Kegiatan tersebut juga tindak lanjut diresmikannya Indonesia menjadi Center of Excellence dalam bidang bioteknologi dan vaksin pada Desember 2017.

“Ini juga sebagai tolak ukur pengelolaan rantai dingin vaksin di negara-negara OKI, juga untuk meningkatkan kemampuan manajemen rantai dingin vaksin dengan meilhat melihat mekanisme distribusi vaksin di Indonesia,” katanya, Selasa (1/10).

Dia menjelaskan akses mendapatkan kesehatan, seperti vaksin, obat-obatan, dan produk kesehatan lainnya, termasuk produk bioteknologi, menjadi bagian penting untuk menjawab tantangan kesehatan global.

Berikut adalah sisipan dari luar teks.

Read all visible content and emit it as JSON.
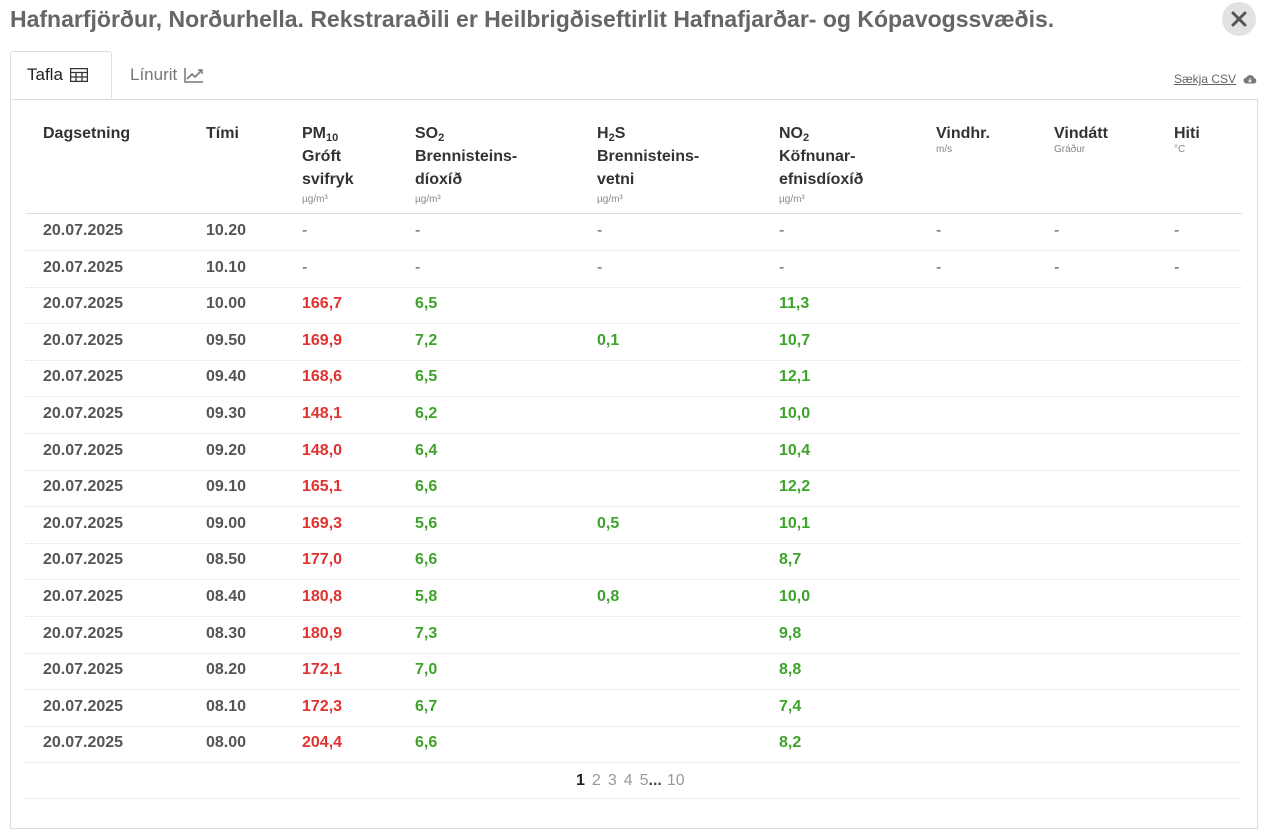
{
  "title": "Hafnarfjörður, Norðurhella. Rekstraraðili er Heilbrigðiseftirlit Hafnafjarðar- og Kópavogssvæðis.",
  "tabs": {
    "table": "Tafla",
    "chart": "Línurit"
  },
  "csv_label": "Sækja CSV",
  "columns": {
    "date": "Dagsetning",
    "time": "Tími",
    "pm": {
      "chem": "PM",
      "sub": "10",
      "line1": "Gróft",
      "line2": "svifryk",
      "unit": "µg/m³"
    },
    "so2": {
      "chem": "SO",
      "sub": "2",
      "line1": "Brennisteins-",
      "line2": "díoxíð",
      "unit": "µg/m³"
    },
    "h2s": {
      "chem_a": "H",
      "sub": "2",
      "chem_b": "S",
      "line1": "Brennisteins-",
      "line2": "vetni",
      "unit": "µg/m³"
    },
    "no2": {
      "chem": "NO",
      "sub": "2",
      "line1": "Köfnunar-",
      "line2": "efnisdíoxíð",
      "unit": "µg/m³"
    },
    "wind": {
      "label": "Vindhr.",
      "unit": "m/s"
    },
    "dir": {
      "label": "Vindátt",
      "unit": "Gráður"
    },
    "temp": {
      "label": "Hiti",
      "unit": "°C"
    }
  },
  "rows": [
    {
      "date": "20.07.2025",
      "time": "10.20",
      "pm": "-",
      "so2": "-",
      "h2s": "-",
      "no2": "-",
      "wind": "-",
      "dir": "-",
      "temp": "-"
    },
    {
      "date": "20.07.2025",
      "time": "10.10",
      "pm": "-",
      "so2": "-",
      "h2s": "-",
      "no2": "-",
      "wind": "-",
      "dir": "-",
      "temp": "-"
    },
    {
      "date": "20.07.2025",
      "time": "10.00",
      "pm": "166,7",
      "so2": "6,5",
      "h2s": "",
      "no2": "11,3",
      "wind": "",
      "dir": "",
      "temp": ""
    },
    {
      "date": "20.07.2025",
      "time": "09.50",
      "pm": "169,9",
      "so2": "7,2",
      "h2s": "0,1",
      "no2": "10,7",
      "wind": "",
      "dir": "",
      "temp": ""
    },
    {
      "date": "20.07.2025",
      "time": "09.40",
      "pm": "168,6",
      "so2": "6,5",
      "h2s": "",
      "no2": "12,1",
      "wind": "",
      "dir": "",
      "temp": ""
    },
    {
      "date": "20.07.2025",
      "time": "09.30",
      "pm": "148,1",
      "so2": "6,2",
      "h2s": "",
      "no2": "10,0",
      "wind": "",
      "dir": "",
      "temp": ""
    },
    {
      "date": "20.07.2025",
      "time": "09.20",
      "pm": "148,0",
      "so2": "6,4",
      "h2s": "",
      "no2": "10,4",
      "wind": "",
      "dir": "",
      "temp": ""
    },
    {
      "date": "20.07.2025",
      "time": "09.10",
      "pm": "165,1",
      "so2": "6,6",
      "h2s": "",
      "no2": "12,2",
      "wind": "",
      "dir": "",
      "temp": ""
    },
    {
      "date": "20.07.2025",
      "time": "09.00",
      "pm": "169,3",
      "so2": "5,6",
      "h2s": "0,5",
      "no2": "10,1",
      "wind": "",
      "dir": "",
      "temp": ""
    },
    {
      "date": "20.07.2025",
      "time": "08.50",
      "pm": "177,0",
      "so2": "6,6",
      "h2s": "",
      "no2": "8,7",
      "wind": "",
      "dir": "",
      "temp": ""
    },
    {
      "date": "20.07.2025",
      "time": "08.40",
      "pm": "180,8",
      "so2": "5,8",
      "h2s": "0,8",
      "no2": "10,0",
      "wind": "",
      "dir": "",
      "temp": ""
    },
    {
      "date": "20.07.2025",
      "time": "08.30",
      "pm": "180,9",
      "so2": "7,3",
      "h2s": "",
      "no2": "9,8",
      "wind": "",
      "dir": "",
      "temp": ""
    },
    {
      "date": "20.07.2025",
      "time": "08.20",
      "pm": "172,1",
      "so2": "7,0",
      "h2s": "",
      "no2": "8,8",
      "wind": "",
      "dir": "",
      "temp": ""
    },
    {
      "date": "20.07.2025",
      "time": "08.10",
      "pm": "172,3",
      "so2": "6,7",
      "h2s": "",
      "no2": "7,4",
      "wind": "",
      "dir": "",
      "temp": ""
    },
    {
      "date": "20.07.2025",
      "time": "08.00",
      "pm": "204,4",
      "so2": "6,6",
      "h2s": "",
      "no2": "8,2",
      "wind": "",
      "dir": "",
      "temp": ""
    }
  ],
  "value_colors": {
    "pm": "#e0322f",
    "so2": "#3ea32b",
    "h2s": "#3ea32b",
    "no2": "#3ea32b"
  },
  "pagination": {
    "current": "1",
    "pages": [
      "2",
      "3",
      "4",
      "5"
    ],
    "ellipsis": "...",
    "last": "10"
  },
  "icons": {
    "close": "close-icon",
    "table": "table-icon",
    "chart": "line-chart-icon",
    "csv": "cloud-download-icon"
  }
}
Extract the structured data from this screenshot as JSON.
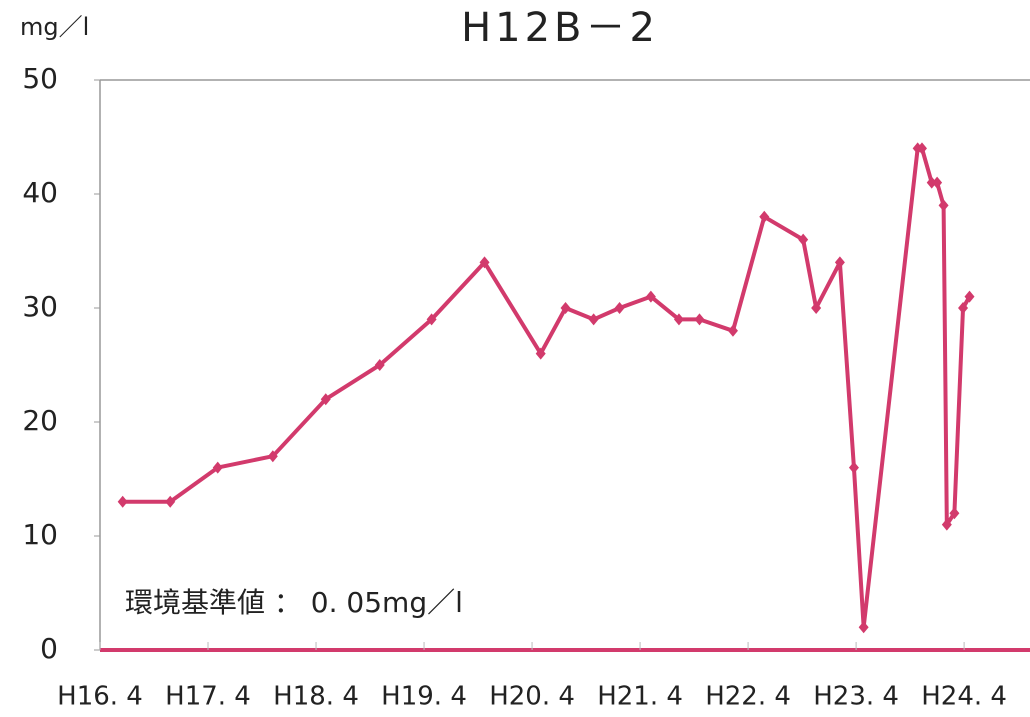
{
  "chart_data": {
    "type": "line",
    "title": "H12B－2",
    "y_label": "mg／l",
    "annotation": "環境基準値 ： 0. 05mg／l",
    "x": [
      16.46,
      16.9,
      17.34,
      17.85,
      18.34,
      18.84,
      19.32,
      19.81,
      20.33,
      20.56,
      20.82,
      21.06,
      21.35,
      21.61,
      21.8,
      22.11,
      22.4,
      22.76,
      22.88,
      23.1,
      23.23,
      23.32,
      23.82,
      23.86,
      23.95,
      24.0,
      24.06,
      24.09,
      24.16,
      24.24,
      24.3
    ],
    "series": [
      {
        "color": "#d23a6c",
        "values": [
          13,
          13,
          16,
          17,
          22,
          25,
          29,
          34,
          26,
          30,
          29,
          30,
          31,
          29,
          29,
          28,
          38,
          36,
          30,
          34,
          16,
          2,
          44,
          44,
          41,
          41,
          39,
          11,
          12,
          30,
          31
        ]
      }
    ],
    "xlim": [
      16.25,
      24.86
    ],
    "xticks": [
      {
        "value": 16.25,
        "label": "H16. 4"
      },
      {
        "value": 17.25,
        "label": "H17. 4"
      },
      {
        "value": 18.25,
        "label": "H18. 4"
      },
      {
        "value": 19.25,
        "label": "H19. 4"
      },
      {
        "value": 20.25,
        "label": "H20. 4"
      },
      {
        "value": 21.25,
        "label": "H21. 4"
      },
      {
        "value": 22.25,
        "label": "H22. 4"
      },
      {
        "value": 23.25,
        "label": "H23. 4"
      },
      {
        "value": 24.25,
        "label": "H24. 4"
      }
    ],
    "ylim": [
      0,
      50
    ],
    "yticks": [
      0,
      10,
      20,
      30,
      40,
      50
    ]
  }
}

Namun demikian, kata dia, negara-negara anggota OKI masih tertinggal jauh dalam produksi vaksin.

Ia mengharapkan melalui sosialisasi itu distribusi rantai dingin vaksin berjalan secara baik karena vaksin akan sampai tujuan dalam keadaan yang optimal untuk digunakan.

“Distribusi nya harus mudah, dari Dinkes sampai puskesmas harus rantai dingin, kemudian dari kabupaten ke rumah penduduk itu harus rantai dingin, sampai ke pasien,” kata dia.

Corporate Secretary Bio Farma Bambang Heriyanto mengatakan dari 57 negara OKI, hanya beberapa yang memiliki pabrik vaksin, diantaranya Senegal dan Indonesia yang memiliki Bio Farma dengan 15 produk diakui Badan PBB untuk Kesehatan Dunia (WHO).

“Bio Farma sudah mengekspor hampir ke 140 negara, 50 di antaranya adalah negara-negara OKI, vaksin itu harus sampai di tangan yang benar,” kata dia.

Sebelum bertolak ke Bandung, para peserta tersebut diterima Menteri Kesehatan Nilla F. Moelek di Jakarta.

Dalam sambutannya, Menkes Nila mengatakan saat ini, kesehatan global menjadi lebih menantang dari sebelumnya, seperti peningkatan risiko patogen, infeksius penularan penyakit dari hewan ke manusia, resistensi antimikroba, peningkatan mobilitas global, dan penyebaran penyakit menular.